- Developer: sms.at mobile internet services gmbh
- Release: 2011; 15 years ago (beta), 2012; 14 years ago
- Written in: Java, JavaScript, Objective-C, C#, C++
- Operating system: Android, iOS, OS X, Windows XP, Windows 7, Windows 8
- Available in: Multilingual
- License: Closed source
- Website: www.mysms.com

= Mysms =

Cross-platform text messaging service

mysms is a cross-platform text messaging service, based on Short Message Service (SMS), for smartphones, tablet computers, and laptop and desktop personal computers.

== History ==
mysms is a brand of sms.at, which is a company of Up to Eleven Digital Solutions GmbH, and based in Graz, Austria.

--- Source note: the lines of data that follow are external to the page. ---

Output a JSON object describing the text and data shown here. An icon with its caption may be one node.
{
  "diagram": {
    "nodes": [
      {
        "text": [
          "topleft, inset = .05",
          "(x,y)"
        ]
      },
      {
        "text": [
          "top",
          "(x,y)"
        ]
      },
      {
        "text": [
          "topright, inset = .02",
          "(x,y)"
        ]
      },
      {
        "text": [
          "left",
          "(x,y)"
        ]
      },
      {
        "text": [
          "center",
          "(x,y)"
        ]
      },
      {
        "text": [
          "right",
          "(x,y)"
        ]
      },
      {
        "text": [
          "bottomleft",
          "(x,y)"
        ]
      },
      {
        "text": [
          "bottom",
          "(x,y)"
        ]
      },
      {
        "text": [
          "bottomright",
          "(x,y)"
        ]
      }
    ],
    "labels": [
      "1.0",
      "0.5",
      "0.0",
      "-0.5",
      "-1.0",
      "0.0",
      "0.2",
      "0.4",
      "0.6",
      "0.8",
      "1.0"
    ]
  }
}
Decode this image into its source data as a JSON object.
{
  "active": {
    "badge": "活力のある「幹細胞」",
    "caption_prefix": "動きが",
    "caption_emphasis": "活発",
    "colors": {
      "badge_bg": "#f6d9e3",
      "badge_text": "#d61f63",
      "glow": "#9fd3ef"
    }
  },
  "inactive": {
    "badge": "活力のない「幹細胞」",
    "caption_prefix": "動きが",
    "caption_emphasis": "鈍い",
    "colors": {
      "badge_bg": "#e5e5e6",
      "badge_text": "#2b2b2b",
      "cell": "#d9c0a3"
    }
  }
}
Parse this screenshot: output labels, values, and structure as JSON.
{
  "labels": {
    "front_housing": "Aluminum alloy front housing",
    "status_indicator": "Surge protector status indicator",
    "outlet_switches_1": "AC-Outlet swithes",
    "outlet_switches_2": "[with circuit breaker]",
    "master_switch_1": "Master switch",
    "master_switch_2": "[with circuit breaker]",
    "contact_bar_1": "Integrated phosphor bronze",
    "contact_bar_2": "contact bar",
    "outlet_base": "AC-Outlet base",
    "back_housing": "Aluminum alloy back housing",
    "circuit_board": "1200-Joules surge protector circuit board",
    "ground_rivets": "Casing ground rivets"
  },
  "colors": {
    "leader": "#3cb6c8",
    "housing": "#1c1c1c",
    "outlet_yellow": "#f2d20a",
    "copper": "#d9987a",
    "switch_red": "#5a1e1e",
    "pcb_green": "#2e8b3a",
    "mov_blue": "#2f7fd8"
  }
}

Up to Eleven was founded by Martin and Jürgen Pansy. Toto Wolff and Rene Berger belong to its shareholders. The global launch of mysms was in July 2012 and its efforts were initially focused in Germany, Austria and Switzerland. The apps are available for several operating systems, including Android, iOS, Mac OS X, Windows, and web browsers. As of December 2014, mysms for Android phone exhibits 1,000,000–5,000,000 downloads on the Google Play Store.

== Functions ==
mysms synchronizes the existing text messaging history from the smartphone to desktop computers and tablet computers.
In contrast to instant messaging services like WhatsApp, mysms focuses on Short Message Service (SMS). Messages can be sent to any mobile phone number, regardless of device type or operating system.
Similar to iMessage, users can also send and receive instant messages to other mysms users over the Internet.

== Partnerships and integrations ==
mysms cooperates with other cloud-services like Evernote and implemented Dropbox and Google Drive integrations to allow users to archive their SMS and multimedia messages.
The app for Windows 8 is pre-installed on Hewlett-Packard (HP) laptops. Also, the service is offered as white-label product. For this purpose, mysms partnered with the French mobile network operator Bouygues Telecom.

== Open API ==
mysms provides an open application programming interface (API) to other developers that allows them to build their own application based on mysms' core features.

== Achievements ==
In 2012, mysms achieved second place in the Austrian Fast Forward Award. The German magazine Computer Bild mentioned mysms as winner of their messenger test. As of December 22, 2014, the mysms app for Android phone takes the 36th place in the United States in the category Communication in the Google Play Top App Charts.